Mówię o „spektaklu”, bo wszystko było nie tak: w ‘80/81 władze stawiły zbrojny opór 10-milionowemu Związkowi, w ‘88/89 podjęły negocjacje mimo poddania paru niewielkich strajków w Nowej Hucie i Gdańsku. 13 grudnia Jaruzelski wydał rozkaz strzelania do rodaków w imię „socjalizmu bronionego jak niepodległości”, a w końcu lat 80. sam go likwidował, zastępując neoliberalizmem − najbardziej agresywną formą kapitalizmu: interwencją państwa w interesie biznesu kosztem całej reszty − w postaci „planu Messnera → Rakowskiego → Balcerowicza”, gdy na serio to „Solidarność” z lat 80/81 była jedyną realną szansą na „władzę rad” (mówił o tym jej program „Samorządna Rzeczpospolita”). Dawna „Solidarność” rodziła się oddolnie, natomiast ta druga – z nominacji Wałęsy i tych, którzy za nim stali – robiła za parasol (pamiętamy go z plakatu wyborczego), dzięki któremu można było przeprowadzić operację sprzedaży za bezcen naszych zakładów nomenklaturze partii i opozycji oraz obcemu kapitałowi, a następnie je zlikwidować wszędzie tam, gdzie stanowiły konkurencję dla ich biznesu (nieliczne przypadki, gdy ludzie nie dali się oszukać, próbując samorządności czy oporu przeciw prywatyzacji, łamano siłą, jak w białostockim MZK czy później w Ożarowie).

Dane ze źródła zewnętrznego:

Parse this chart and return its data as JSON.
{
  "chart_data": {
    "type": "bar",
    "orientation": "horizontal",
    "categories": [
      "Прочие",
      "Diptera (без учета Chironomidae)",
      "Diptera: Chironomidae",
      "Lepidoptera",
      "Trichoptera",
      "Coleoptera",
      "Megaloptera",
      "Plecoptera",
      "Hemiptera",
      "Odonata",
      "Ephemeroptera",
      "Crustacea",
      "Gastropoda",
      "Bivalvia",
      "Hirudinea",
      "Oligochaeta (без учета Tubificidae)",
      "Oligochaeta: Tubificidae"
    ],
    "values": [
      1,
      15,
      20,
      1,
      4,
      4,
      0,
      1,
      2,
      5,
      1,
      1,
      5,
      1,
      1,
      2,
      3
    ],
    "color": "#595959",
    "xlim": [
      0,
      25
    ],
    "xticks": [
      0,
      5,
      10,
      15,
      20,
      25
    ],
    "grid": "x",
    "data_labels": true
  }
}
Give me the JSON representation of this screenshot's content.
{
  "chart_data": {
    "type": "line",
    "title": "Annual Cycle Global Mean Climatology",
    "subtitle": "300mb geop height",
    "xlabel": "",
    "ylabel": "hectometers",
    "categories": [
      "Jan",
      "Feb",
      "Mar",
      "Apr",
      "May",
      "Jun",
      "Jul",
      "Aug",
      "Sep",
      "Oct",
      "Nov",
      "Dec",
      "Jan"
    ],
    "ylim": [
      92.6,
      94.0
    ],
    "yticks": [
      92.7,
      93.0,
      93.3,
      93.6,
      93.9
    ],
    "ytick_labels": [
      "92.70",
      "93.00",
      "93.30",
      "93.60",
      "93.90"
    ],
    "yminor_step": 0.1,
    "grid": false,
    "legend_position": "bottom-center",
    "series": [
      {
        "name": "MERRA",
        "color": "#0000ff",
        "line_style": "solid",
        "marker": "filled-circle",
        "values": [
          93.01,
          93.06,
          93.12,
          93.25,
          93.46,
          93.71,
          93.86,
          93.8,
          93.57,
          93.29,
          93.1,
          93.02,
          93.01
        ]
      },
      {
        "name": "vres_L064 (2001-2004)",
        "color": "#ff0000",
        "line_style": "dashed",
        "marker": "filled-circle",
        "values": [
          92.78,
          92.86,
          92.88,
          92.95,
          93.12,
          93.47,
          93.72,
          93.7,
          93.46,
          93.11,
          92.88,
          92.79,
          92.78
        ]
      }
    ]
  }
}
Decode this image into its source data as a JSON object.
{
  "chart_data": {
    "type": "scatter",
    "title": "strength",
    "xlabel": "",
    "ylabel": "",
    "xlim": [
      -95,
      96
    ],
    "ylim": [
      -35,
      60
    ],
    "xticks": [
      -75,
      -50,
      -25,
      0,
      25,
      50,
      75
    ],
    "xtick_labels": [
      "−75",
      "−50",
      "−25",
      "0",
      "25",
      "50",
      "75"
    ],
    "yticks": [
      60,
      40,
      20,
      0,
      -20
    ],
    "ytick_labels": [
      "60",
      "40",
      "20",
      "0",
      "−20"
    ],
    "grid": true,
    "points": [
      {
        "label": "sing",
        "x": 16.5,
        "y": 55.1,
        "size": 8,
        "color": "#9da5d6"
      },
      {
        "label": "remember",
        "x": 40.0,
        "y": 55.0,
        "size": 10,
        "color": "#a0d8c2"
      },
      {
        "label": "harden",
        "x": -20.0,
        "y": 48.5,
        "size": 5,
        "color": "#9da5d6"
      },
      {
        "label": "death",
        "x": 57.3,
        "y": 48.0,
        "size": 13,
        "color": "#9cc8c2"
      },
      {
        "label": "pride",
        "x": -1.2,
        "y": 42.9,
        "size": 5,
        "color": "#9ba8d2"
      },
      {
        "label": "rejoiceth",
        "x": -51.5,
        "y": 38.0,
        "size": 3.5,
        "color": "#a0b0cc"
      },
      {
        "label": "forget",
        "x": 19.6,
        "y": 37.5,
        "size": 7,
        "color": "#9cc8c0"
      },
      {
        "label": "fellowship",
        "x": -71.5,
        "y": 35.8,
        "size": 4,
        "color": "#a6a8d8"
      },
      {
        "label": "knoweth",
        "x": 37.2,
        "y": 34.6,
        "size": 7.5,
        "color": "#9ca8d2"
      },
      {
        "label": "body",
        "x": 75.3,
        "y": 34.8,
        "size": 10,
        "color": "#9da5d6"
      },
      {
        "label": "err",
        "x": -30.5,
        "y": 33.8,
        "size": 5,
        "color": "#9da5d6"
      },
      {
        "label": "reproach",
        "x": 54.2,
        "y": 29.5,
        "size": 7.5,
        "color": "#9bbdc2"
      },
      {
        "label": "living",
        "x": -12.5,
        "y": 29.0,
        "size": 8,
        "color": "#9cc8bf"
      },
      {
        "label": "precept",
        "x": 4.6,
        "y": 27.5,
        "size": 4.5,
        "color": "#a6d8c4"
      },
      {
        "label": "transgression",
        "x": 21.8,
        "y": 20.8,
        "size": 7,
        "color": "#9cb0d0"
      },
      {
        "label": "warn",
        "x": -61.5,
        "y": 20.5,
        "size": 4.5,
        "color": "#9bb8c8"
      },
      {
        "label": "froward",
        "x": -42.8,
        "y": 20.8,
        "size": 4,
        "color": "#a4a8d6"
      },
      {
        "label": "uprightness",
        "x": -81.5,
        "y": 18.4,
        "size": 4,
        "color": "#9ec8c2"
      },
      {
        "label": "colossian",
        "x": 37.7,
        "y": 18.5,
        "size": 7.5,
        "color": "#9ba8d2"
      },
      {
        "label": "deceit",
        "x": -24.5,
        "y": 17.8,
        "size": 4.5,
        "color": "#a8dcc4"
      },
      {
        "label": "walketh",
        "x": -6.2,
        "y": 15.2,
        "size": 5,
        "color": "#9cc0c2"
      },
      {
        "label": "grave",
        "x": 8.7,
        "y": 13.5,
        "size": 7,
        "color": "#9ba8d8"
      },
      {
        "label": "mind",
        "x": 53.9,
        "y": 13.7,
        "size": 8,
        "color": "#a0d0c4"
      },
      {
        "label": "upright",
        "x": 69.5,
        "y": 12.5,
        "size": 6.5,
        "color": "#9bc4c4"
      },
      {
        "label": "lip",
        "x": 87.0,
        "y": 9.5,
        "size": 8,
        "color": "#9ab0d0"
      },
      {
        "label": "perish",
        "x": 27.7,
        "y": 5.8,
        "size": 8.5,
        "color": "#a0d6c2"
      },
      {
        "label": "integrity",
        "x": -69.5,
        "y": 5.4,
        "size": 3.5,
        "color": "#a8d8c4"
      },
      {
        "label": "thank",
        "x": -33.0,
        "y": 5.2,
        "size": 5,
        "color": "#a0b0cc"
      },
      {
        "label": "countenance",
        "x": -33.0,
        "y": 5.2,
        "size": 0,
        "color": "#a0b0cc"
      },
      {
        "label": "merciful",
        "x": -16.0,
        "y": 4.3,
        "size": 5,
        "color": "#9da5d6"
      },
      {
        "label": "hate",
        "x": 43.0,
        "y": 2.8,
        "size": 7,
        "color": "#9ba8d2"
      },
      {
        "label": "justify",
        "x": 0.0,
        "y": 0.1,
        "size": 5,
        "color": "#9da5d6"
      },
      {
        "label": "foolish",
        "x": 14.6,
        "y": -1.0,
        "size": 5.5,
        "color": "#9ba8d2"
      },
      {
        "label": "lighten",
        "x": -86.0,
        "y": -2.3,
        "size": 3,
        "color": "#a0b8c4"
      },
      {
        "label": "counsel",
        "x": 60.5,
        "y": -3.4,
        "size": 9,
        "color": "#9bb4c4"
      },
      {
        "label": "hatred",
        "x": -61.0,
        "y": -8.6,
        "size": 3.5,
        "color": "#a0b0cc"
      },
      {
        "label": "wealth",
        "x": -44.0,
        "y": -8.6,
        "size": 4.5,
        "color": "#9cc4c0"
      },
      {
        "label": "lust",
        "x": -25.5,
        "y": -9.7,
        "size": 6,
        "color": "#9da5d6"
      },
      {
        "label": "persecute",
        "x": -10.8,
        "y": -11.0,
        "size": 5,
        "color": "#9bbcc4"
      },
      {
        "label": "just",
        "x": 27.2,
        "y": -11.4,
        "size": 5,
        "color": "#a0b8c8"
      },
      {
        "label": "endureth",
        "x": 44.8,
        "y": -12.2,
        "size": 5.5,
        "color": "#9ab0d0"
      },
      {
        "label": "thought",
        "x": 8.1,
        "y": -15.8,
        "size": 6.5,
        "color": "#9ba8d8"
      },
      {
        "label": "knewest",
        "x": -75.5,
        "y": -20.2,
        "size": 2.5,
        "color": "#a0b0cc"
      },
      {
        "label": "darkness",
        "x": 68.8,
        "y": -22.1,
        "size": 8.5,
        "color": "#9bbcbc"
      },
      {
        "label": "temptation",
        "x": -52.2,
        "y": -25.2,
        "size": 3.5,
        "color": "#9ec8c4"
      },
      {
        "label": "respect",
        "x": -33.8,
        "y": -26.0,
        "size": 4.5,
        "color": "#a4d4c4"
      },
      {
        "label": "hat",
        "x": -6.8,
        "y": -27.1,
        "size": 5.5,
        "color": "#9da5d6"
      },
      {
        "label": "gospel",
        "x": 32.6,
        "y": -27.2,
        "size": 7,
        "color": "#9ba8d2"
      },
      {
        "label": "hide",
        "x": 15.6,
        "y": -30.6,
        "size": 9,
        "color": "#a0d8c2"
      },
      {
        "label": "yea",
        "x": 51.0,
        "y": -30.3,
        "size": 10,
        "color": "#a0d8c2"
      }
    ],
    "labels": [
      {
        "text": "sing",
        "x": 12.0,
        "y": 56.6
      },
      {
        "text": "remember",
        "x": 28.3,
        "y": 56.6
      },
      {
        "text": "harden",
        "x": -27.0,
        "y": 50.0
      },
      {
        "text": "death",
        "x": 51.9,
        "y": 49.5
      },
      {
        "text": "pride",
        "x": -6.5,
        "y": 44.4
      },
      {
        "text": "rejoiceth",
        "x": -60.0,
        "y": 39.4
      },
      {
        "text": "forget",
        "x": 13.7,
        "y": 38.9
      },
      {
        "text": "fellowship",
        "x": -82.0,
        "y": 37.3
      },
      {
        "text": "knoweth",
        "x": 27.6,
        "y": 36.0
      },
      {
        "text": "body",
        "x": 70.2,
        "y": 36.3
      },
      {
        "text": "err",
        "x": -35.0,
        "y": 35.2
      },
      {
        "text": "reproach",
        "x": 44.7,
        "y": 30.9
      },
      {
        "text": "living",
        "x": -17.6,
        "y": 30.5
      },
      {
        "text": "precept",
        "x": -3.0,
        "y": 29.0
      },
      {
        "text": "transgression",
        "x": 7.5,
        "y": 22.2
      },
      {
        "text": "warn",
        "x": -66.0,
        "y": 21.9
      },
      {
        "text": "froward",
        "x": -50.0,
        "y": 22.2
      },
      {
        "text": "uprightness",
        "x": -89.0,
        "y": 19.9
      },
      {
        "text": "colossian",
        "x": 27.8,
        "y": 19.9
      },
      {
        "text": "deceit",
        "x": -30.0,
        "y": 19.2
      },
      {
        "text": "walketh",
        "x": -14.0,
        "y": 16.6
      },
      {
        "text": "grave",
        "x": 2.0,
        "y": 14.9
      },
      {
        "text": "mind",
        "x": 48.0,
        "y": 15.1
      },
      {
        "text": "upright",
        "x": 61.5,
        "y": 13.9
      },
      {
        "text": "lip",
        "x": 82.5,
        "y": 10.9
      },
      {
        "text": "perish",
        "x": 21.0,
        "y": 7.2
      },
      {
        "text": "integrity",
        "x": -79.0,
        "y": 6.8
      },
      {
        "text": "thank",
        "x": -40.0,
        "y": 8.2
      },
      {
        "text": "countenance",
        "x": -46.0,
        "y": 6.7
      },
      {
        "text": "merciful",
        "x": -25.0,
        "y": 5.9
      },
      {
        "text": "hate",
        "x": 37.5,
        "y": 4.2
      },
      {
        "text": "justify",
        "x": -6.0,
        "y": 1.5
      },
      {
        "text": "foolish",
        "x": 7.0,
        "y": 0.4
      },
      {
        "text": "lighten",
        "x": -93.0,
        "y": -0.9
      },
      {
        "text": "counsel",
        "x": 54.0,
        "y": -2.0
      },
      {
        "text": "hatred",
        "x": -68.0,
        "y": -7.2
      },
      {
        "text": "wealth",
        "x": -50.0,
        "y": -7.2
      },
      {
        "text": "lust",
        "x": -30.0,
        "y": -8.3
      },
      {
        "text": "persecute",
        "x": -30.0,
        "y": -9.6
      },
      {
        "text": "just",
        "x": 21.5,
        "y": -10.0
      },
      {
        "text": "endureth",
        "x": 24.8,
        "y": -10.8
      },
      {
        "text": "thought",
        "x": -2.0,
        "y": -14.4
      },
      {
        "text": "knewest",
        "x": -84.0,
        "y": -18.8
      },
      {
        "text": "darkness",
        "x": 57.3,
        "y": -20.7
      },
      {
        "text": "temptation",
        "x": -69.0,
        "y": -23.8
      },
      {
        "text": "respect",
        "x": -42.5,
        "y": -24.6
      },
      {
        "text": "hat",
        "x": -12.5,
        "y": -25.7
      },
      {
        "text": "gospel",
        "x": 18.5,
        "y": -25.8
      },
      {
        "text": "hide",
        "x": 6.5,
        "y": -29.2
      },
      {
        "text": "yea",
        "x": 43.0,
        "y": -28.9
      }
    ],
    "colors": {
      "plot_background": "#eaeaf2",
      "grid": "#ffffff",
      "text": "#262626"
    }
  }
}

We współczesnym świecie brakuje formacji demokratycznych – komuna oskarżała kapitalizm o niesprawiedliwość społeczną i bezrobocie, on ją o łamanie praw człowieka i obywatela, a oba systemy zwalczały demokrację pod pozorem, że służy drugiej stronie czy anarchii (dziś służy temu „walka z terroryzmem”). Nie doceniała ruchu robotniczego i inteligencja, wierząc, iż chodzi mu o kasę, a nie o wolność i demokrację. Dla inteligencji „lewicowość” polega nie na obronie biednych, lecz na potępianiu systemu za jego konserwatyzm w sprawach obyczajowych, więc starczy być za przerywaniem ciąży i ślubami gejów, by uchodzić za lewicę nawet wtedy, gdy broni się neoliberalizmu, jak np. SLD. Dziś, póki co, jest inaczej – trochę biedą a trochę manipulacją mediów doprowadzono do tego, że robotnicy walczą o kasę na konsumpcję, co jest akceptacją systemu (gdyby szło o demokrację w ekonomii, samorządną rzeczpospolitą – znów grałoby to zasadniczą rolę w walce z systemem). Zatem zadymy i niezależne media (to w praktyce to samo) nic nie dają, bo wolno to robić – pogłębia się tylko szum informacyjny rynku.

Pomysłem byłaby solidarność, strajki o zasadę a nie kasę, ale nie ma na to chętnych. Równie trudno ją uzyskać z drugiej strony, jako konsument (nie producent) w postaci bojkotu rynku. Dziś w system łatwiej byłoby ugodzić takim „strajkiem”, być może „czynnym” (samodzielne robienie tego, czego potrzebujemy, zamiast kupować na rynku), co idzie zresztą ku przywróceniu bazy dla dawnej demokracji, gdzie człowiek sam dla siebie produkował towary, kulturę i system. Póki co ogół woli ofertę rynku – „kup”!

W efekcie nie tylko inteligencja nie umie już sama wydawać „bibuły” i czeka na dotacje od rządu czy fundacji, albo że ktoś jej coś wyda i opłaci prawa autorskie etc., ale i rolnik „umiera z głodu”, gdy nie kupi jedzenia w sklepie. Stąd i skupienie słabnącego ruchu związkowego na walce o kasę na konsumpcję (czy przeżycie?) zamiast walki o samorząd pracowniczy. Czy idea „Solidarności” jest już tylko historią i największa szansa ustanowienia rzeczywistej demokracji stała się kolejnym mitem (a może i to nie, przynajmniej u nas, przez rozczarowanie tym, co się stało po ‘89)?!